Andre fut donc soumis dés son plus jeune age à un entraînement démentiel accumulant les heures avec un appareil à lancer les balles trafiqué par son père pour propulser des balles à une vitesse vertigineuse et développer ainsi ses réflexes de relanceur.

Malgré sa haine de ce sport, Andre va pourtant montrer d’étonnantes prédispositions avec un coup d’œil et une adresse phénoménales qui vont l’amener a rapidement gagner tournois sur tournois contre des joueurs plus âgés que lui.

Mike envoie ensuite son fils en Floride chez Nick Bollitieri, le gourou du tennis qui se targuait dans les années 80 de fabriquer les champions à la chaîne dans ses camps d’entraînements à la discipline quasi militaire.

Eloigné de son environnement familial dans une sorte de prison pour adolescents, le jeune Andre est de plus en plus mal dans sa peau.

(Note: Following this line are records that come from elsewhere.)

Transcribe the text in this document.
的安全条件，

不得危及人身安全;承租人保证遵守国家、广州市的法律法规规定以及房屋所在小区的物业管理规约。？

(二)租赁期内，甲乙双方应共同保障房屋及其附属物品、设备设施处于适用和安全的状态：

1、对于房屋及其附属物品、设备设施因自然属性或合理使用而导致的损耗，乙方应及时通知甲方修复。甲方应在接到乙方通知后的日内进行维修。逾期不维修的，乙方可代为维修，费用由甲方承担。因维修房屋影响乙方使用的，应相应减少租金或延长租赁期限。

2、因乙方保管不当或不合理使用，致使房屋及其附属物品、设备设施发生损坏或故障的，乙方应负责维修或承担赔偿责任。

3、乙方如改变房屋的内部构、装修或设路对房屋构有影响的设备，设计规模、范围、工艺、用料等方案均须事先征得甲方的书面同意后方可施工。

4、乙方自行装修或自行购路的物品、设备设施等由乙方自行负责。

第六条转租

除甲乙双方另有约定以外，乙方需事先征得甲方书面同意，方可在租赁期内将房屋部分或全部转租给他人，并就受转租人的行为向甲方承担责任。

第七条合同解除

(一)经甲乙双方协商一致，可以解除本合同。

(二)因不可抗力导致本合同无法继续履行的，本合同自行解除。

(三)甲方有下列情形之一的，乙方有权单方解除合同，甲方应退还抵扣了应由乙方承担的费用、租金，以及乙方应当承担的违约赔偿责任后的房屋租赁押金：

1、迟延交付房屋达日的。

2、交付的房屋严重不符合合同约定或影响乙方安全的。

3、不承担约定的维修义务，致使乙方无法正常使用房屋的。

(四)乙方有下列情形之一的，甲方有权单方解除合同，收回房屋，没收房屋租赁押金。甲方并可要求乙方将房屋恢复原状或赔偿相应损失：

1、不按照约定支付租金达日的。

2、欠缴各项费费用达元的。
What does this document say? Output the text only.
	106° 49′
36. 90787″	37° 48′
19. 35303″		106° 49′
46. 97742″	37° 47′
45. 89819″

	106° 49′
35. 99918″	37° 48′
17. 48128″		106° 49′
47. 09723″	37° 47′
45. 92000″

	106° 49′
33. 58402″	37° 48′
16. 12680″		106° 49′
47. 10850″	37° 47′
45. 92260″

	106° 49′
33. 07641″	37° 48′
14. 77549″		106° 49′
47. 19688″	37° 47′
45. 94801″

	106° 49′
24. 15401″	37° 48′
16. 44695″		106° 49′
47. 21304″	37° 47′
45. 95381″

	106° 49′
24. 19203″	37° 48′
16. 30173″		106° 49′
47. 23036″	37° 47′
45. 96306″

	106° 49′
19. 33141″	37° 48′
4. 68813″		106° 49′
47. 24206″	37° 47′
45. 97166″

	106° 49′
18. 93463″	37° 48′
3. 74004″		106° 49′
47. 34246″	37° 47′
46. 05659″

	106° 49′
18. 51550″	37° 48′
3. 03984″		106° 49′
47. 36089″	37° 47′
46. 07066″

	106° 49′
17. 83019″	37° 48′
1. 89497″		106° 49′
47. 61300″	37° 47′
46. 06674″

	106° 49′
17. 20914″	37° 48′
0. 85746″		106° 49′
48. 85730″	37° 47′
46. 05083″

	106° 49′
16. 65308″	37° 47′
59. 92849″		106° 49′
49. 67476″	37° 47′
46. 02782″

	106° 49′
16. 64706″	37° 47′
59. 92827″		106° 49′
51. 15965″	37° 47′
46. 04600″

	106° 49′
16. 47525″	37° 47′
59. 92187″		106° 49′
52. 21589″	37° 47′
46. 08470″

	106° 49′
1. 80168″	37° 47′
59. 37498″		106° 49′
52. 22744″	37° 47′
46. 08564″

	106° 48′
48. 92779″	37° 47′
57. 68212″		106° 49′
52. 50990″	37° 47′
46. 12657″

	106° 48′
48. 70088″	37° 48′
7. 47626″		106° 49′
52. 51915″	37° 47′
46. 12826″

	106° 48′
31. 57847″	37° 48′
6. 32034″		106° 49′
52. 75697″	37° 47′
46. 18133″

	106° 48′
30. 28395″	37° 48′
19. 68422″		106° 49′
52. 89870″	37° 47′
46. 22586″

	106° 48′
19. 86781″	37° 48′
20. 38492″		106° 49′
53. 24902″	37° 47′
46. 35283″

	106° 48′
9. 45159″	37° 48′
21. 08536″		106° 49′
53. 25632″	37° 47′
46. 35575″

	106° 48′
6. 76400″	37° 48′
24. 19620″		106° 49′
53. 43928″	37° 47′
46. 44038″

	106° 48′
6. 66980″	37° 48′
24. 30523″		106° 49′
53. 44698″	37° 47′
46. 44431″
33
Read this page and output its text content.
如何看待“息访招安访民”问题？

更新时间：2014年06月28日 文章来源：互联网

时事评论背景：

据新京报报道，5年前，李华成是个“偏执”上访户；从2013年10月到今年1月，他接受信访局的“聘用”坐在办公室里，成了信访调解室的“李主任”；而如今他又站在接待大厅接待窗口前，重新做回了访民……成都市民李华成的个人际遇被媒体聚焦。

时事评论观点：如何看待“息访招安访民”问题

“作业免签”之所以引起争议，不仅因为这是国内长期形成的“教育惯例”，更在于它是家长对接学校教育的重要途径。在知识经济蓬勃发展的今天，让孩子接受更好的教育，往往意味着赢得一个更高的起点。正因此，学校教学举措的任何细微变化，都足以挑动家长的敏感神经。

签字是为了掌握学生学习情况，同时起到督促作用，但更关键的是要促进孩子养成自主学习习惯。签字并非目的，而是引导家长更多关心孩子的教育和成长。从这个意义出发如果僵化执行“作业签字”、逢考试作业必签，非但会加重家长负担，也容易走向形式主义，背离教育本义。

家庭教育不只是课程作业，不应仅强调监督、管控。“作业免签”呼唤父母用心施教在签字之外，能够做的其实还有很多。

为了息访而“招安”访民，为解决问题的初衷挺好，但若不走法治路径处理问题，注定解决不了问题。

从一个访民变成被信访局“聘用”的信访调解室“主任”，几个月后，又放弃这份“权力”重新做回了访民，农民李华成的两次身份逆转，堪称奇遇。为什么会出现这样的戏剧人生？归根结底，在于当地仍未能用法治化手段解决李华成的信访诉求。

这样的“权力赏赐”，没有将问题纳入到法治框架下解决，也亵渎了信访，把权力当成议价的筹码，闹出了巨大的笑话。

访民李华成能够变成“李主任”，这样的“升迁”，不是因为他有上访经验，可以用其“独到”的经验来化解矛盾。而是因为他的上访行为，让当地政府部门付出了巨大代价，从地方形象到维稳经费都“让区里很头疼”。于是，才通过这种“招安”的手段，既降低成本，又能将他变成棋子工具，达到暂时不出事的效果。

Il déserte l’école, boit, se rebelle en portant des boucles d’oreilles et des coupes à l’iroquoise.

Malgré leurs affrontements, Bollitieri détecte pourtant le diamant brut que représente  l’adolescent pour lui et finit par lui céder, lui proposant de suivre des cours par correspondance et devenir semi pro à l’age de seize ans.

Agassi quitte donc l’école accompagné de son frère Phil et devient rapidement une terreur des tournois ATP dés l’année 1986.

Avec Bollitieri comme coach, il gravit les échelons et accumule les performances pour atteindre les demi finales à Roland Garros en 1988.

Agassi devient un phénomène médiatique avec son look extravaguant, sa coupe de cheveux punk, ses shorts en jeans et son style de jeu flamboyant.

Le jeune public le suit en masse, les sponsors se bousculent et les jalousies auprès de ses rivaux ne font que croître.

On citera parmi les pires ennemis du joueur, Boris Becker, Thomas Muster, Jim Courrier et à un degré moindre Michael Chang ou Jeff Tarango qu’il n’apprécie guère.

Mais le jeune homme s’aperçoit qu’il n’a pas le physique suffisant pour résister aux exigences d’une carrière au plus haut niveau.

Il s’adjoint donc les services de Gil Reyes, coach sportif de football américain qui va devenir son préparateur physique, son garde du corps, son confident et l’un de ses meilleurs amis.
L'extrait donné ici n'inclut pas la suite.